Frontline’s (FRO) Financial Leverage Ratio Raises Concern

How to Find the Star among Crude Tanker Companies

(Continued from Prior Part)

Leverage ratio

Shipping companies are capital intensive, so looking at the financial leverage for these companies is of utmost importance for investors. Debt-to-asset ratio is an indicator of the financial leverage of the company. This ratio tells us the percentage of assets financed by debt and indicates the financial risk of the company. A higher ratio means higher financial leverage.
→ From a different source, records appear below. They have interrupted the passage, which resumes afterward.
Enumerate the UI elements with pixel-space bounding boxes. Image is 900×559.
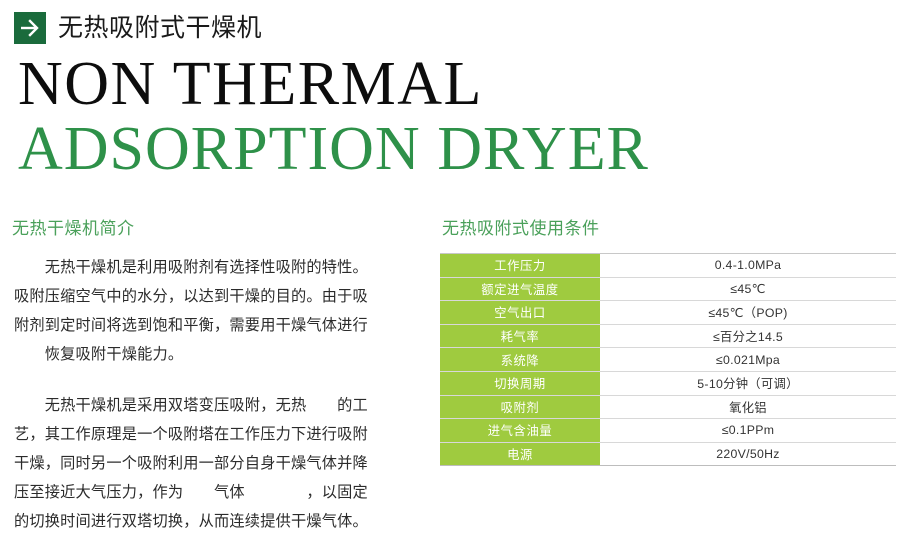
table-row: 进气含油量 ≤0.1PPm — [440, 419, 896, 443]
spec-key: 系统降 — [440, 348, 600, 372]
arrow-right-icon — [14, 12, 46, 44]
paragraph-line: 的切换时间进行双塔切换，从而连续提供干燥气体。 — [14, 507, 416, 536]
specs-table-body: 工作压力 0.4-1.0MPa 额定进气温度 ≤45℃ 空气出口 ≤45℃（PO… — [440, 254, 896, 466]
spec-key: 空气出口 — [440, 301, 600, 325]
hero-banner: NON THERMAL ADSORPTION DRYER — [18, 54, 888, 180]
table-row: 电源 220V/50Hz — [440, 442, 896, 466]
intro-paragraph-1: 无热干燥机是利用吸附剂有选择性吸附的特性。 吸附压缩空气中的水分，以达到干燥的目… — [0, 253, 430, 369]
table-row: 系统降 ≤0.021Mpa — [440, 348, 896, 372]
table-row: 切换周期 5-10分钟（可调） — [440, 371, 896, 395]
hero-title-secondary: ADSORPTION DRYER — [18, 119, 888, 180]
specs-heading: 无热吸附式使用条件 — [442, 214, 900, 239]
paragraph-line: 恢复吸附干燥能力。 — [14, 340, 416, 369]
spec-value: ≤0.021Mpa — [600, 348, 896, 372]
paragraph-line: 吸附压缩空气中的水分，以达到干燥的目的。由于吸 — [14, 282, 416, 311]
spec-key: 额定进气温度 — [440, 277, 600, 301]
spec-key: 进气含油量 — [440, 419, 600, 443]
spec-value: 5-10分钟（可调） — [600, 371, 896, 395]
specs-table: 工作压力 0.4-1.0MPa 额定进气温度 ≤45℃ 空气出口 ≤45℃（PO… — [440, 253, 896, 466]
spec-key: 切换周期 — [440, 371, 600, 395]
specs-column: 无热吸附式使用条件 工作压力 0.4-1.0MPa 额定进气温度 ≤45℃ 空气… — [435, 214, 900, 466]
spec-value: ≤百分之14.5 — [600, 324, 896, 348]
paragraph-line: 压至接近大气压力，作为 气体 ，以固定 — [14, 478, 416, 507]
paragraph-line: 附剂到定时间将选到饱和平衡，需要用干燥气体进行 — [14, 311, 416, 340]
intro-column: 无热干燥机简介 无热干燥机是利用吸附剂有选择性吸附的特性。 吸附压缩空气中的水分… — [0, 214, 430, 536]
spec-key: 电源 — [440, 442, 600, 466]
paragraph-line: 无热干燥机是采用双塔变压吸附，无热 的工 — [14, 391, 416, 420]
spec-value: 0.4-1.0MPa — [600, 254, 896, 278]
paragraph-line: 艺，其工作原理是一个吸附塔在工作压力下进行吸附 — [14, 420, 416, 449]
page-kicker-title: 无热吸附式干燥机 — [58, 16, 262, 41]
paragraph-line: 干燥，同时另一个吸附利用一部分自身干燥气体并降 — [14, 449, 416, 478]
table-row: 耗气率 ≤百分之14.5 — [440, 324, 896, 348]
intro-paragraph-2: 无热干燥机是采用双塔变压吸附，无热 的工 艺，其工作原理是一个吸附塔在工作压力下… — [0, 391, 430, 536]
table-row: 空气出口 ≤45℃（POP) — [440, 301, 896, 325]
paragraph-line: 无热干燥机是利用吸附剂有选择性吸附的特性。 — [14, 253, 416, 282]
table-row: 工作压力 0.4-1.0MPa — [440, 254, 896, 278]
intro-heading: 无热干燥机简介 — [12, 214, 430, 239]
spec-value: 氧化铝 — [600, 395, 896, 419]
spec-key: 吸附剂 — [440, 395, 600, 419]
page-kicker: 无热吸附式干燥机 — [14, 12, 262, 44]
table-row: 额定进气温度 ≤45℃ — [440, 277, 896, 301]
table-row: 吸附剂 氧化铝 — [440, 395, 896, 419]
spec-value: ≤45℃ — [600, 277, 896, 301]
spec-value: 220V/50Hz — [600, 442, 896, 466]
spec-value: ≤45℃（POP) — [600, 301, 896, 325]
spec-key: 耗气率 — [440, 324, 600, 348]
spec-key: 工作压力 — [440, 254, 600, 278]
hero-title-primary: NON THERMAL — [18, 54, 888, 115]
spec-value: ≤0.1PPm — [600, 419, 896, 443]
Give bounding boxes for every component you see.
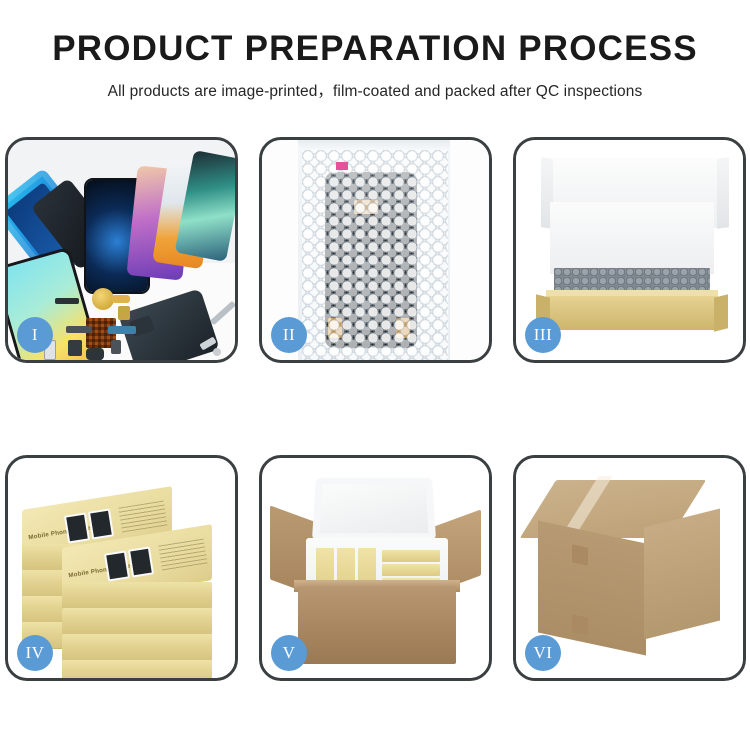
- pink-sticker: [336, 162, 348, 170]
- carton-tab-upper: [572, 544, 588, 565]
- box-thumb-front-2: [128, 546, 154, 577]
- stack-box-front-3: [62, 634, 212, 660]
- box-thumb-back-2: [88, 508, 114, 539]
- wireless-charging-coil: [92, 288, 114, 310]
- inner-box-5: [382, 564, 440, 576]
- part-speaker: [55, 298, 79, 304]
- foam-lid: [312, 478, 436, 541]
- step-badge-3: III: [525, 317, 561, 353]
- carton-side-face: [644, 509, 720, 640]
- step-panel-2[interactable]: II: [259, 137, 492, 363]
- step-badge-2: II: [271, 317, 307, 353]
- step-badge-1: I: [17, 317, 53, 353]
- step-panel-3[interactable]: III: [513, 137, 746, 363]
- yellow-box-tray: [546, 296, 718, 330]
- stack-box-front-4: [62, 660, 212, 678]
- step-badge-6: VI: [525, 635, 561, 671]
- stack-box-front-2: [62, 608, 212, 634]
- box-thumb-back-1: [64, 512, 90, 543]
- box-thumb-front-1: [104, 550, 130, 581]
- step-panel-6[interactable]: VI: [513, 455, 746, 681]
- part-screw: [213, 348, 221, 356]
- product-preparation-infographic: PRODUCT PREPARATION PROCESS All products…: [0, 0, 750, 750]
- step-badge-5: V: [271, 635, 307, 671]
- part-connector-gold: [118, 306, 130, 320]
- bubble-wrap-texture: [302, 150, 448, 360]
- carton-front: [298, 586, 456, 664]
- part-taptic: [86, 348, 104, 360]
- step-panel-5[interactable]: V: [259, 455, 492, 681]
- part-flex-blue: [108, 326, 136, 334]
- part-chip: [111, 340, 121, 354]
- bag-seal: [298, 140, 450, 150]
- part-cable: [66, 326, 92, 333]
- page-title: PRODUCT PREPARATION PROCESS: [0, 30, 750, 69]
- header: PRODUCT PREPARATION PROCESS All products…: [0, 0, 750, 101]
- inner-box-4: [382, 550, 440, 562]
- step-panel-4[interactable]: Mobile Phone Spare Parts Mobile Phone Sp…: [5, 455, 238, 681]
- part-camera: [68, 340, 82, 356]
- part-flex-gold: [112, 295, 130, 303]
- carton-tab-lower: [572, 614, 588, 635]
- foam-sheet: [550, 202, 714, 274]
- step-panel-1[interactable]: I: [5, 137, 238, 363]
- page-subtitle: All products are image-printed，film-coat…: [0, 79, 750, 101]
- carton-front-face: [538, 521, 646, 656]
- stack-box-front-1: [62, 582, 212, 608]
- process-step-grid: I II: [5, 137, 745, 697]
- step-badge-4: IV: [17, 635, 53, 671]
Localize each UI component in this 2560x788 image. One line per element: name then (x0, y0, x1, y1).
For riskier companies, investors generally demand a higher return on capital, both equity and debt. Debt acts like a lever, magnifying both gains and losses. Companies that have high debt in poor times have a higher chance of going bankrupt. But high leverage can also be positive if those companies do survive. Debt has a fixed cost and with an increase in revenue, the profits increase by a higher percentage. Also issuing debt instead of equity does not dilute shareholders. Cost of debt interest is a tax-deductible expense, which reduces a company’s tax burden.

Comparing companies on leverage

Frontline (FRO) has an enormous amount of debt of $892.82 million on its balance sheet. Its debt-to-asset ratio is 93.4%. This ratio is very high as compared to its peers. Having such high leverage is similar to other capital intensive companies like upstream companies (XOP). Teekay Tankers (TNK), Tsakos Energy Navigation (TNP), DHT Holdings (DHT), and Euronav have a debt-to-asset ratio of 55.64%, 51.84%, 47.28%, and 40.18%, respectively. Nordic American Tanker (NAT) has the lowest ratio in the industry of 24.2%.

Frontline’s risk of high leverage

If Frontline (FRO) is not able to pay down this huge amount of debt on time, it could lose vessels if lenders foreclose on their liens. Also in such a condition, it will be difficult for the company to raise additional debt to increase its fleet size. 13.5 years, the average fleet for Frontline (FRO), is above the average world fleet age of 9.5 years. Going forward, the company needs to substitute these vessels for newer vessels in order to maintain the same fleet size.

Other companies have a decent debt-to-equity ratio, and financial leverage should not be a major concern for these companies.